Há dias assim. Hoje, Público, Diário Económico e Negócios chamam à capa o impacto que a redução de juros do empréstimo a Portugal vai ter nas contas públicas. Apesar de os critérios editoriais serem aparentemente convergentes, os números são divergentes: 800 milhões segundo o Negócios e 8.000 milhões segundo o Público. O Económico adopta a solução de compromisso: “apenas” 2.000 milhões. Quem tem razão?
Possivelmente, todos; porque os valores apresentados hoje designam poupanças diferentes, tendo também fontes diferentes.
Primeiro, os números. Qual é afinal a taxa de juro cobrada pela Europa a Portugal? O figurino inicial permitia dois modelos, que é bem explicado neste documento do Banco de Portugal.

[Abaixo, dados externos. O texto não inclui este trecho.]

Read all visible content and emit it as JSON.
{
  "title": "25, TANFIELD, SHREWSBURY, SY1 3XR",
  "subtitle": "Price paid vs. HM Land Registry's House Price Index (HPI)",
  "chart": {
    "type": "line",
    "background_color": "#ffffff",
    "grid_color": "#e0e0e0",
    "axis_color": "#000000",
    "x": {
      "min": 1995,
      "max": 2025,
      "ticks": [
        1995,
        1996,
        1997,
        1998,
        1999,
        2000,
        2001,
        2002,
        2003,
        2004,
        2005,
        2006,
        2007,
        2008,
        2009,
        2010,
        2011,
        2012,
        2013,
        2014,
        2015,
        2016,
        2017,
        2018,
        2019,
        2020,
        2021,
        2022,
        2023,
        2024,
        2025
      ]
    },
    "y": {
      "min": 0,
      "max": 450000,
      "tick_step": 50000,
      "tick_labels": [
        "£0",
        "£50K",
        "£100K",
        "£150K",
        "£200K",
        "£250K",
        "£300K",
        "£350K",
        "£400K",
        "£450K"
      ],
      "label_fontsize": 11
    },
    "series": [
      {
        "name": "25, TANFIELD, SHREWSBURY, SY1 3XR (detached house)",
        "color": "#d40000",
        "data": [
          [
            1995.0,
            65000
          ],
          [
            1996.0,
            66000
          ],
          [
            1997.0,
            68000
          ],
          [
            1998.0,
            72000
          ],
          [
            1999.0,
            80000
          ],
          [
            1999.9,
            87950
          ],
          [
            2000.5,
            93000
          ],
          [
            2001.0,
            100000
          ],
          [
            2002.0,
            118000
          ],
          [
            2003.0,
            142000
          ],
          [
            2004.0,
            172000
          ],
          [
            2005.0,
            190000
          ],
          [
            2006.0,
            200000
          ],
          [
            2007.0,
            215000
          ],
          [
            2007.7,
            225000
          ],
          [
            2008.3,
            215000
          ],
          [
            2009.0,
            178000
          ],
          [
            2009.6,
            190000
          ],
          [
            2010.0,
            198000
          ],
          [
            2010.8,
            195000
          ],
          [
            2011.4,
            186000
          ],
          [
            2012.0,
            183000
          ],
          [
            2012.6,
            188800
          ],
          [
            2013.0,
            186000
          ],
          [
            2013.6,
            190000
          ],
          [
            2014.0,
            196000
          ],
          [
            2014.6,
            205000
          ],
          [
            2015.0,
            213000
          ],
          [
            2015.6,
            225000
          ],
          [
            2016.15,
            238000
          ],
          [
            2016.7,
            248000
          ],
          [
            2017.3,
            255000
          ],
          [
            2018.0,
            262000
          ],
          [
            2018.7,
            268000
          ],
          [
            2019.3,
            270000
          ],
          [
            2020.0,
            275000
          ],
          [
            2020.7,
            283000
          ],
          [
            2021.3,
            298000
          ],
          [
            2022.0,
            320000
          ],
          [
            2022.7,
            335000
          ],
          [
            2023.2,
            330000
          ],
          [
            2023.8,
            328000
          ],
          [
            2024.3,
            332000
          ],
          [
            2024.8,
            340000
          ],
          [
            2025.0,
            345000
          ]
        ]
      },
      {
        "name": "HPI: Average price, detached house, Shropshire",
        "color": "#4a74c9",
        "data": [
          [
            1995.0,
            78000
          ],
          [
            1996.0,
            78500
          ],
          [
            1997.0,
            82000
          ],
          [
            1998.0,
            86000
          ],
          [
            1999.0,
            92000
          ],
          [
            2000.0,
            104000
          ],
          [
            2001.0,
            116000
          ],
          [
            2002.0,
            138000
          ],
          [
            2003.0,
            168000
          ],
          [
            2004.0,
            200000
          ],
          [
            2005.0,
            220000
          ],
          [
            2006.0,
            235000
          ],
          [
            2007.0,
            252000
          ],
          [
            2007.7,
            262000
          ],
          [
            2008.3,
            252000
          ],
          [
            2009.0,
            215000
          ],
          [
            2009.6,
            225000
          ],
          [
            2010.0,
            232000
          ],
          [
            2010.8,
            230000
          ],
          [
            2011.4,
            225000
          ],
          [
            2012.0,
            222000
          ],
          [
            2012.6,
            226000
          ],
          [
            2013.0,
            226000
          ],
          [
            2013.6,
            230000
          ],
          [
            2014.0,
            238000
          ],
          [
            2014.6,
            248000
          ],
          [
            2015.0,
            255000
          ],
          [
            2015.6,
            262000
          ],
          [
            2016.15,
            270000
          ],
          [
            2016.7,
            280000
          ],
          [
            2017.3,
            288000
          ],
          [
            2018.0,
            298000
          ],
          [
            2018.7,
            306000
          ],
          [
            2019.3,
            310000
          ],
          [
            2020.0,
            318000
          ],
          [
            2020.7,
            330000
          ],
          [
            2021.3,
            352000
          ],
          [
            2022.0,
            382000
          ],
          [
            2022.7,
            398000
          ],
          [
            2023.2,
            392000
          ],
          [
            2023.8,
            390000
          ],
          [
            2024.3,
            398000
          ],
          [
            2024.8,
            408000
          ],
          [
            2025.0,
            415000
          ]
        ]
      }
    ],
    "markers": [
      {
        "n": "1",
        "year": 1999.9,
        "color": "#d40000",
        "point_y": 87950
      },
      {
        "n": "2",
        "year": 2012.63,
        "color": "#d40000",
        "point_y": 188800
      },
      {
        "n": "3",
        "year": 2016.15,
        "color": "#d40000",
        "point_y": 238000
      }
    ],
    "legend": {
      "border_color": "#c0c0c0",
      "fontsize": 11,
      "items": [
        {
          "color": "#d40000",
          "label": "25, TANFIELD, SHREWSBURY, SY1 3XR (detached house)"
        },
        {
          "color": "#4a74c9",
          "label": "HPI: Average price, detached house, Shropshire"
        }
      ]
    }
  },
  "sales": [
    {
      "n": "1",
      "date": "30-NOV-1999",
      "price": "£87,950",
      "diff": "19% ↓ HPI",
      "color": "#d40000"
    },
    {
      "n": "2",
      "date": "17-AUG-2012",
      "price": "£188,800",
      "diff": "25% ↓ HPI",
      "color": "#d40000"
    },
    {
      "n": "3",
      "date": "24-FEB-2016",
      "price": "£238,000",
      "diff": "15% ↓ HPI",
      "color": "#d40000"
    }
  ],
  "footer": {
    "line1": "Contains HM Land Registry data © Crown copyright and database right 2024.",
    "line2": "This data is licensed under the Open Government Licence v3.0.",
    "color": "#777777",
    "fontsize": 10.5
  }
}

a) O Mecanismo Europeu de Estabilização Financeira (MEEF) emite dívida garantida pelo orçamento comunitário, até um montante total de 26 mil milhões de euros. O dinheiro é libertado em 14 prestações, com o capital a ser reembolsado no final do vencimento de cada tranche (7,5 anos, em média). Os juros são pagos todos os anos, e são calculados da seguinte forma: custo de financiamento de cada tranche + margem de 215 pontos base + custos administrativos
b) O Fundo Europeu de Estabilidade Financeira (FEEF) tem implícitas condições idênticas ao nível da maturidade, pagamento de juros, etc. Quanto à formação da taxa de juro, esta era obtida através do custo de financiamento, somado de uma margem de 208 pontos base, custos administrativos e uma sobretaxa de 50 pontos base sobre cada empréstimo. Ou seja, os juros do FEED e MEEF devem ser mais ou menos similares.
Com o novo modelo, há duas alterações: a margem de lucro (que ronda os 2%) é eliminada e o prazo de reembolso passa para 10 anos. O que é que isto implica para Portugal?
A manchete de hoje do Negócios aponta para uma poupança que pode ir até 800 milhões de euros. Este valor é fornecido indirectamente pelo próprio FMI, que calcula que a redução dos juros pode permitir uma poupança em torno dos 0,5 a 0,8% do PIB em média, ao longo dos primeiros três anos do programa. O défice reduzir-se-ia, portanto, nessa magnitude, já que o pagamento de juros é uma despesa corrente.
Já a notícia do Público estima em 8.000 milhões de euros o montante total poupado ao longo de todo em período de vigência dos empréstimos. O Negócios replicou os cálculos do Público e chegou a um valor bastante semelhante: cerca de 8,2 mil milhões de euros – isto se assumirmos, como os jornalistas assumem, que o capital tem de ser pago em 7,5 anos e meio. Caso o prazo de amortização passe para 10 anos, a poupança passa para pouco mais de 11 mil milhões de euros.
Finalmente, o Económico apresenta uma estimativa calculada por fontes europeias, que apontam para uma poupança de 2 mil milhões apenas relativamente aos empréstimos que já foram feitos. Isto porque, ficámos a saber ontem, a redução de juros é retroactiva, aplicando-se aos empréstimos que já foram concedidos.